(Vai a parte 1)
Nel 1923 ha l’opportunità di emigrare definitivamente a Parigi. Lì viene incaricato di illustrare Le Anime Morte di Nikolai Gogol. Quando si accinge a illustrare le Favole di La Fontaine, in Francia si scatena una rivolta.
Come avrebbe potuto un artista ebreo illustrare questo classico francese? Inizialmente i francesi furono scioccati dal modo in cui Chagall illustrava le favole. Egli minava i loro ideali educativi ed eliminava la morale dalle sue opere. Tuttavia, il suo modo di lavorare fiabesco conquistò gradualmente il pubblico. La nuova edizione suscitò addirittura un interesse internazionale per le favole.

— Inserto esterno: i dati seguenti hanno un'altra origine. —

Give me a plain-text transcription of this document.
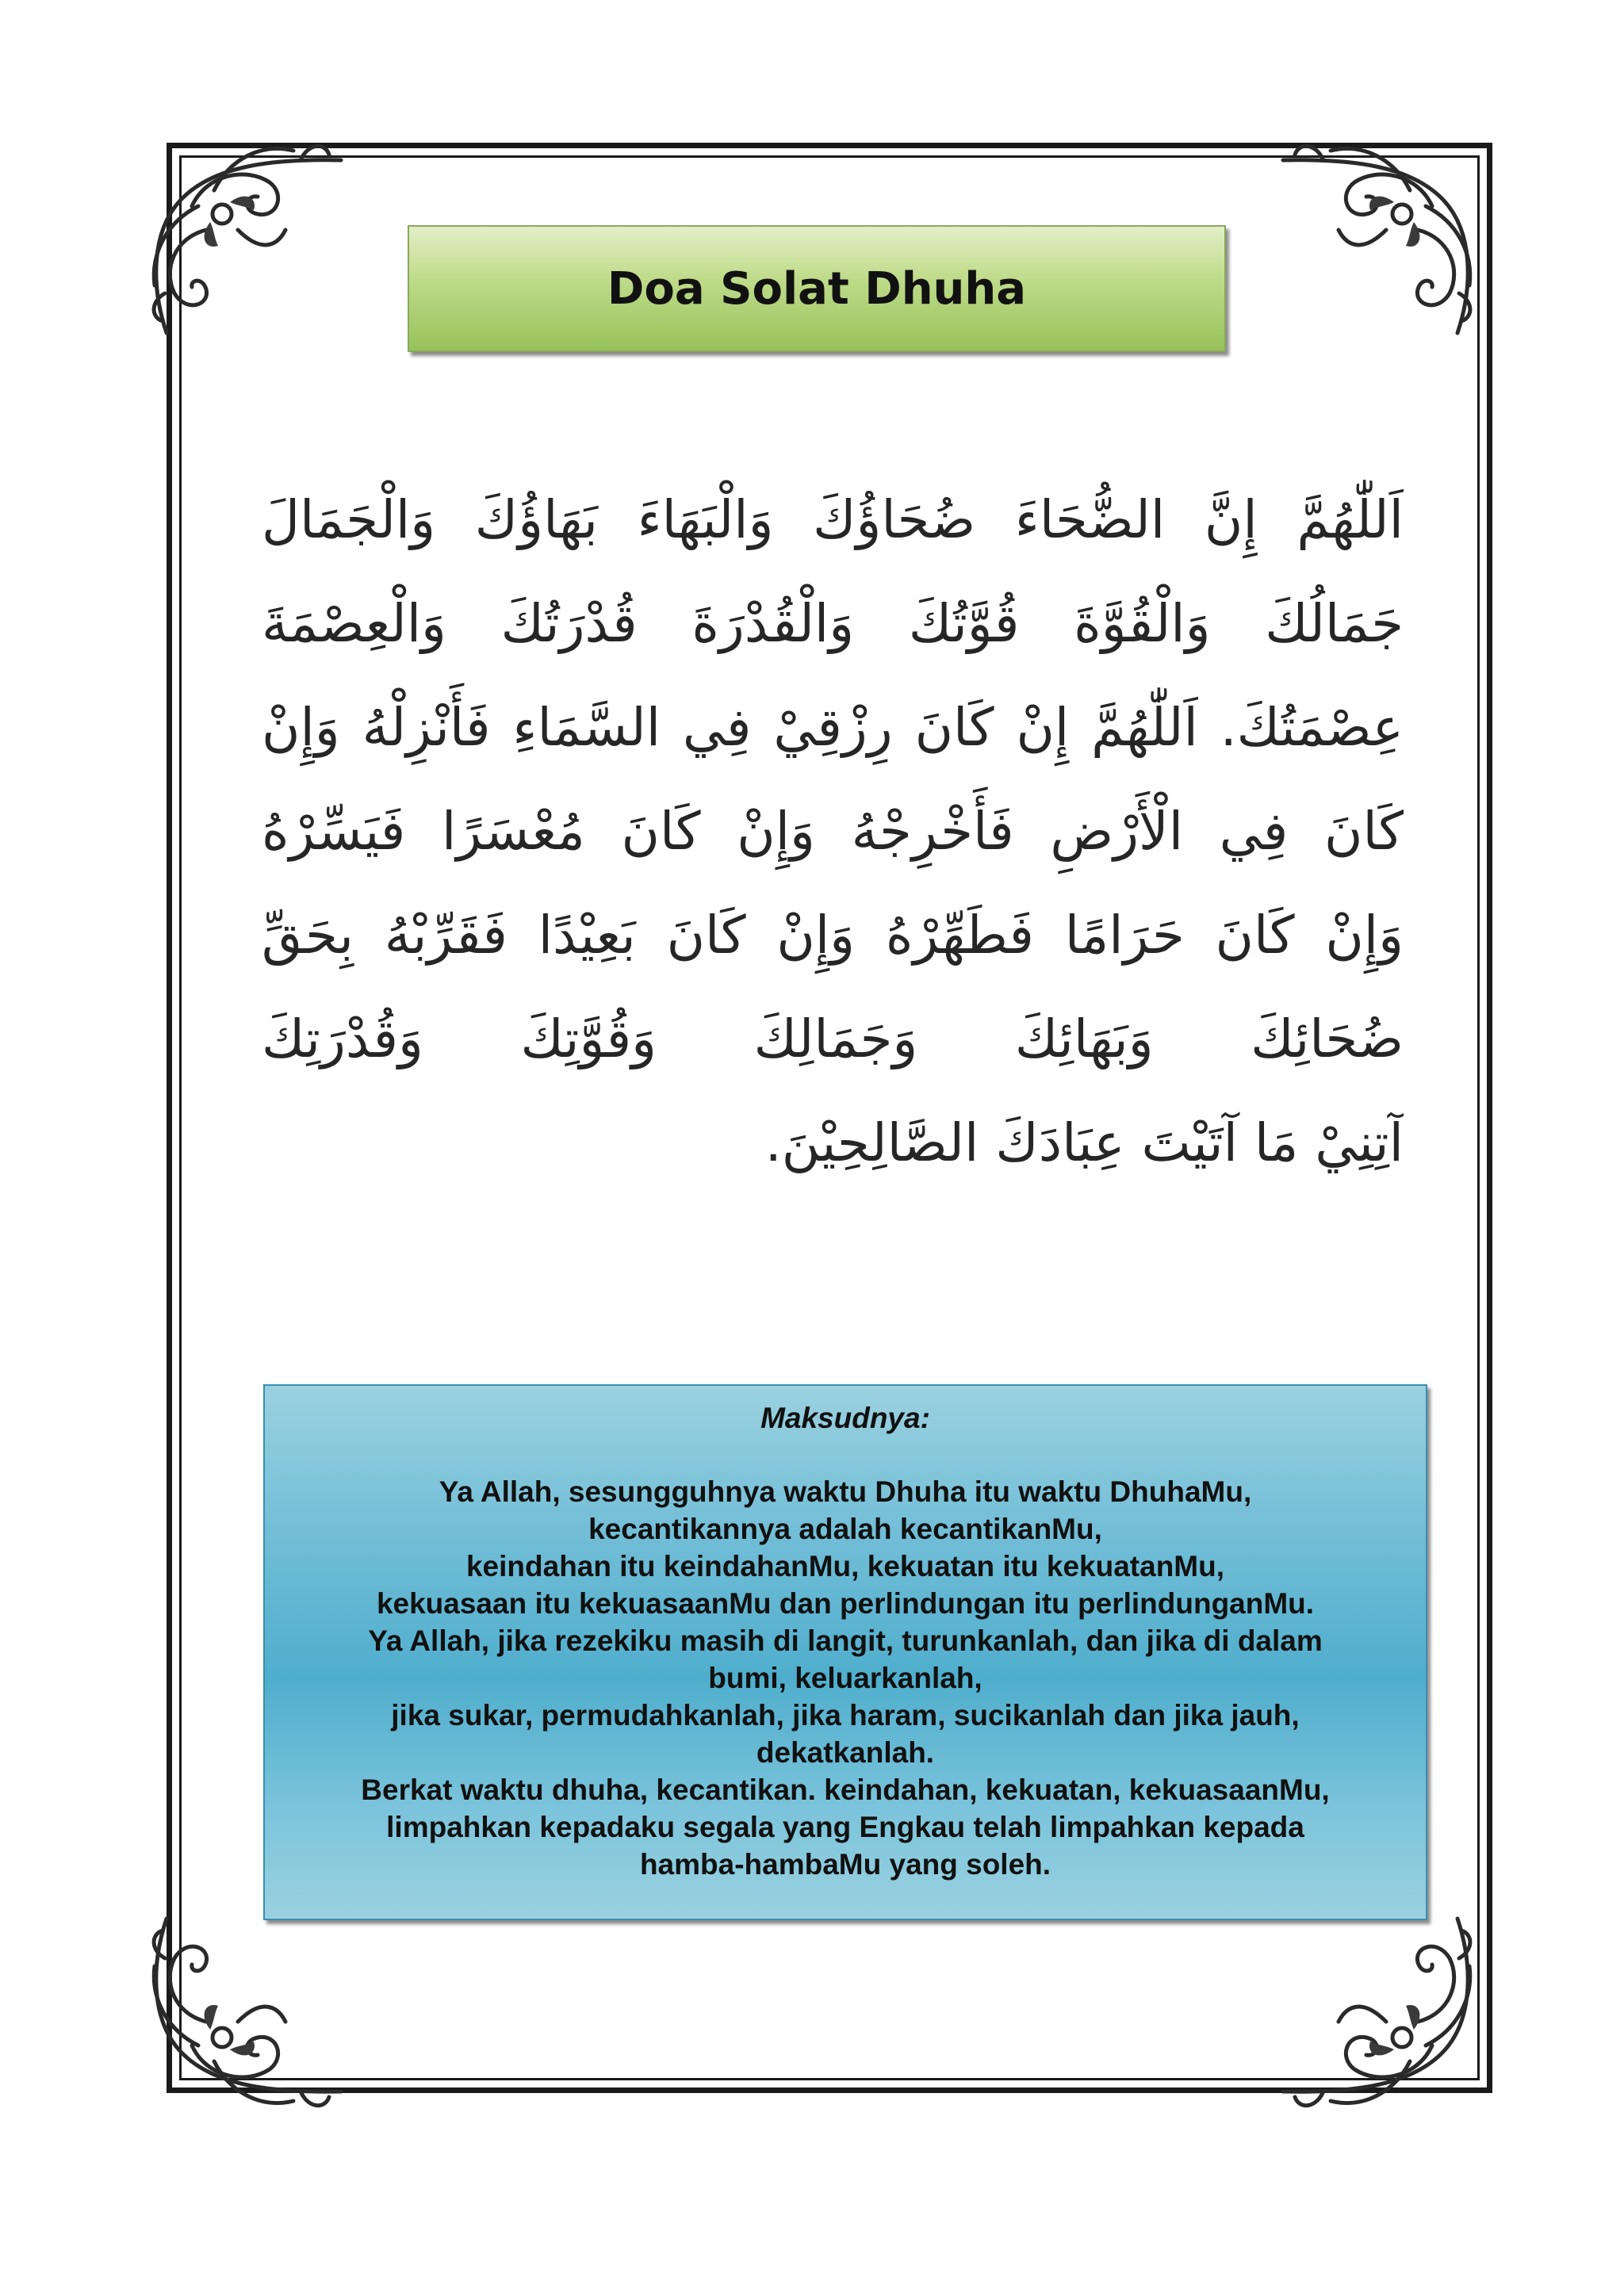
Doa Solat Dhuha
اَللّٰهُمَّ إِنَّ الضُّحَاءَ ضُحَاؤُكَ وَالْبَهَاءَ بَهَاؤُكَ وَالْجَمَالَ
جَمَالُكَ وَالْقُوَّةَ قُوَّتُكَ وَالْقُدْرَةَ قُدْرَتُكَ وَالْعِصْمَةَ
عِصْمَتُكَ. اَللّٰهُمَّ إِنْ كَانَ رِزْقِيْ فِي السَّمَاءِ فَأَنْزِلْهُ وَإِنْ
كَانَ فِي الْأَرْضِ فَأَخْرِجْهُ وَإِنْ كَانَ مُعْسَرًا فَيَسِّرْهُ
وَإِنْ كَانَ حَرَامًا فَطَهِّرْهُ وَإِنْ كَانَ بَعِيْدًا فَقَرِّبْهُ بِحَقِّ
ضُحَائِكَ وَبَهَائِكَ وَجَمَالِكَ وَقُوَّتِكَ وَقُدْرَتِكَ
آتِنِيْ مَا آتَيْتَ عِبَادَكَ الصَّالِحِيْنَ.
Maksudnya:
Ya Allah, sesungguhnya waktu Dhuha itu waktu DhuhaMu,
kecantikannya adalah kecantikanMu,
keindahan itu keindahanMu, kekuatan itu kekuatanMu,
kekuasaan itu kekuasaanMu dan perlindungan itu perlindunganMu.
Ya Allah, jika rezekiku masih di langit, turunkanlah, dan jika di dalam
bumi, keluarkanlah,
jika sukar, permudahkanlah, jika haram, sucikanlah dan jika jauh,
dekatkanlah.
Berkat waktu dhuha, kecantikan. keindahan, kekuatan, kekuasaanMu,
limpahkan kepadaku segala yang Engkau telah limpahkan kepada
hamba-hambaMu yang soleh.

Il progetto successivo di Chagall fu la pubblicazione della Bibbia illustrata.
Chagall si reca in Palestina e in Siria per trovare ispirazione. Ritorna come uno straniero in questo mondo. Nella terra ebraica si è trovato di fronte a un’arte che non gli si addiceva e nella natia Bielorussia non era più il benvenuto. Nella sua nuova patria non era compreso e in seguito fu etichettato dai nazisti come “artista degenerato”.
Ciononostante continuò nel suo progetto biblico. Sarebbe diventato il suo Opus Magnum. Ogni sera, l’amatissima moglie Bella Rosenfeld gli leggeva brani della Bibbia e il giorno dopo Marc incideva ciò che aveva ascoltato. Questo è andato avanti per anni, giorno dopo giorno. Il risultato è stato un tomo di quasi mille pagine, quasi impossibile da sollevare. Sebbene Chagall abbia stravolto l’intera iconografia cristiana, la pubblicazione della sua Bibbia suscitò molto favore.

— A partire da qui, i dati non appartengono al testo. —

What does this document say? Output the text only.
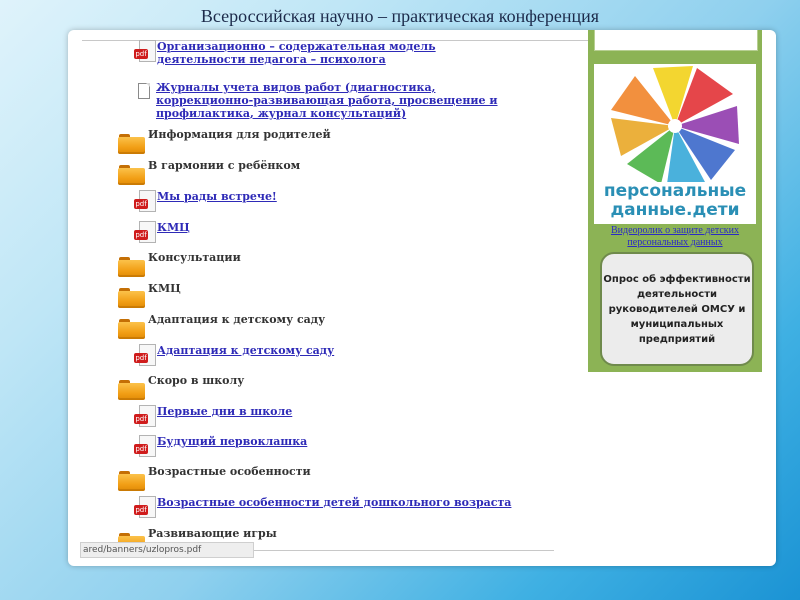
Всероссийская научно – практическая конференция
pdf
Организационно – содержательная модель деятельности педагога – психолога
Журналы учета видов работ (диагностика, коррекционно-развивающая работа, просвещение и профилактика, журнал консультаций)
Информация для родителей
В гармонии с ребёнком
pdf
Мы рады встрече!
pdf
КМЦ
Консультации
КМЦ
Адаптация к детскому саду
pdf
Адаптация к детскому саду
Скоро в школу
pdf
Первые дни в школе
pdf
Будущий первоклашка
Возрастные особенности
pdf
Возрастные особенности детей дошкольного возраста
Развивающие игры
ared/banners/uzlopros.pdf
персональные
данные.дети
Видеоролик о защите детских персональных данных
Опрос об эффективности деятельности руководителей ОМСУ и муниципальных предприятий
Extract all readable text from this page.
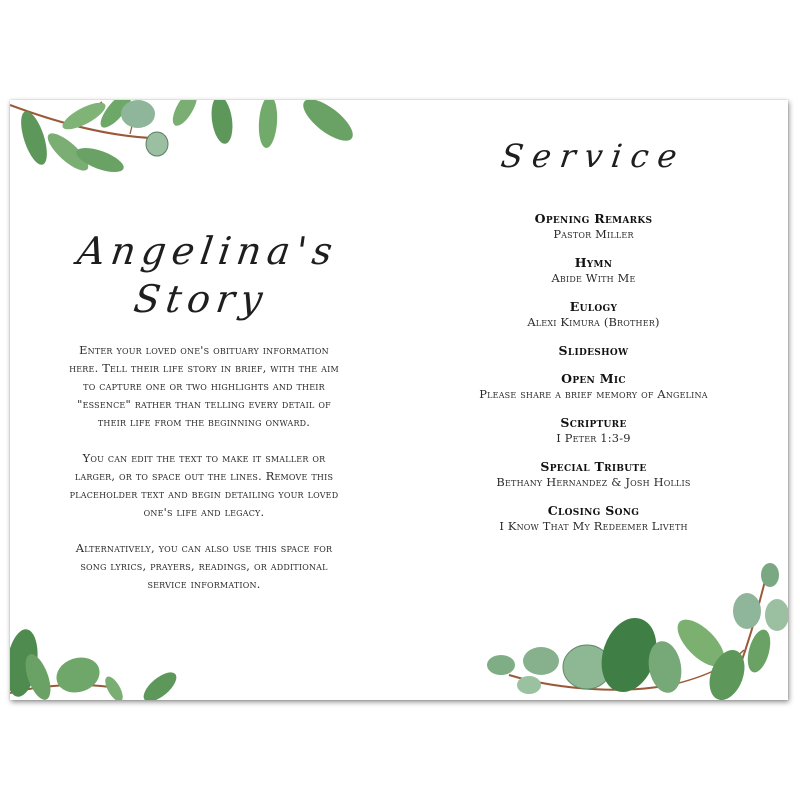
Angelina's
Story

Enter your loved one's obituary information here. Tell their life story in brief, with the aim to capture one or two highlights and their "essence" rather than telling every detail of their life from the beginning onward.

You can edit the text to make it smaller or larger, or to space out the lines. Remove this placeholder text and begin detailing your loved one's life and legacy.

Alternatively, you can also use this space for song lyrics, prayers, readings, or additional service information.

Service
Opening Remarks
Pastor Miller
Hymn
Abide With Me
Eulogy
Alexi Kimura (Brother)
Slideshow
Open Mic
Please share a brief memory of Angelina
Scripture
I Peter 1:3-9
Special Tribute
Bethany Hernandez & Josh Hollis
Closing Song
I Know That My Redeemer Liveth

Forse perché lavorava come artista autonomo e non era impressionato dalle classiche immagini bibliche? Secondo lo storico dell’arte Willem Meijer, egli si ispirava ai motivi biblici per creare con essi una “propria realtà”. Per esempio, non ha dato la consueta conclusione biblica al tema della riconciliazione. Per lui si trattava della riconciliazione degli opposti in questo mondo: l’uomo e la donna, l’uomo e l’animale, il bene e il male, la morte e la vita, Dio e l’uomo, la religione A opposta alla religione B, ecc. Si potrebbe dire che si trattava di una riconciliazione della polarità apparentemente incolmabile all’interno della dialettica.

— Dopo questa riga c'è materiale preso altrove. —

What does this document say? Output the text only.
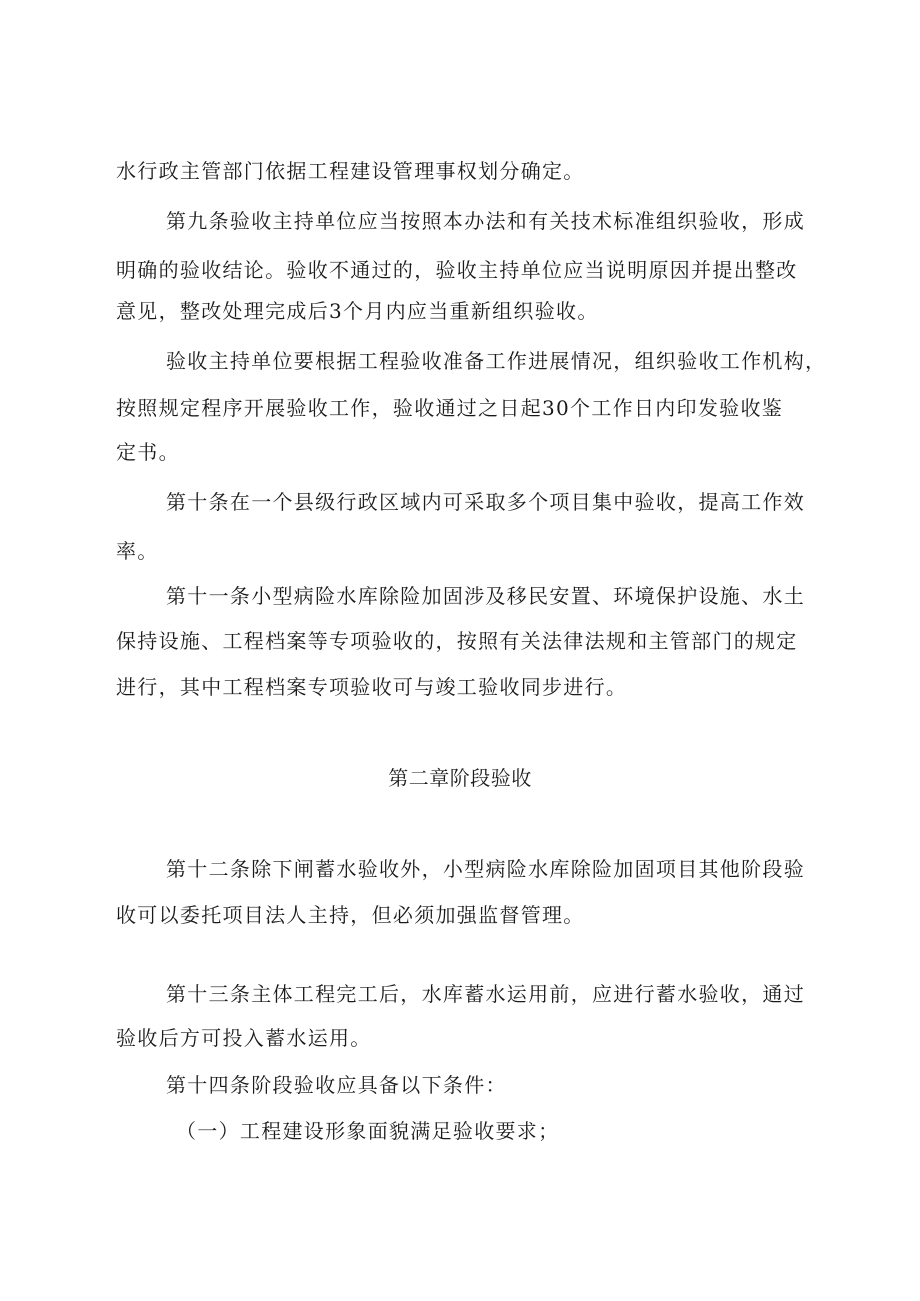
水行政主管部门依据工程建设管理事权划分确定。
第九条验收主持单位应当按照本办法和有关技术标准组织验收，形成
明确的验收结论。验收不通过的，验收主持单位应当说明原因并提出整改
意见，整改处理完成后3个月内应当重新组织验收。
验收主持单位要根据工程验收准备工作进展情况，组织验收工作机构，
按照规定程序开展验收工作，验收通过之日起30个工作日内印发验收鉴
定书。
第十条在一个县级行政区域内可采取多个项目集中验收，提高工作效
率。
第十一条小型病险水库除险加固涉及移民安置、环境保护设施、水土
保持设施、工程档案等专项验收的，按照有关法律法规和主管部门的规定
进行，其中工程档案专项验收可与竣工验收同步进行。
第二章阶段验收
第十二条除下闸蓄水验收外，小型病险水库除险加固项目其他阶段验
收可以委托项目法人主持，但必须加强监督管理。
第十三条主体工程完工后，水库蓄水运用前，应进行蓄水验收，通过
验收后方可投入蓄水运用。
第十四条阶段验收应具备以下条件：
（一）工程建设形象面貌满足验收要求；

Vediamo questo aspetto sulla base della classica contrapposizione tra bene e male.
Chagall non considera il male come un peccato, ma piuttosto come un dato di fatto. Il bene e il male provengono entrambi da Dio; qui sulla terra devono imparare a confrontarsi. L’essere umano deve affrontare il male in modo positivo. Lo sfida a mostrare la sua grandezza morale. E questo si avvicina molto all’adagio manicheo e bogomilo:
Ama il male.
Non per niente Chagall non ha mai dato titoli ai suoi dipinti. Molte volte sono stati “inventati” da altri, con un uso forzatamente religioso del linguaggio! Tuttavia, Marc Chagall ha lasciato allo spettatore il compito di interpretare le immagini: ognuno poteva avere la propria opinione!
Considerava il cristianesimo come una delle espressioni di un’unica religione primordiale. Il suo ideale era creare un luogo al di là e al di sopra di tutte le religioni e confessioni. Il Museo Chagall di Nizza svolge questa funzione ispirata dalla seguente filosofia di vita attribuita a Chagall:
La parola divide, la chiesa esclude, ma l’immagine unisce.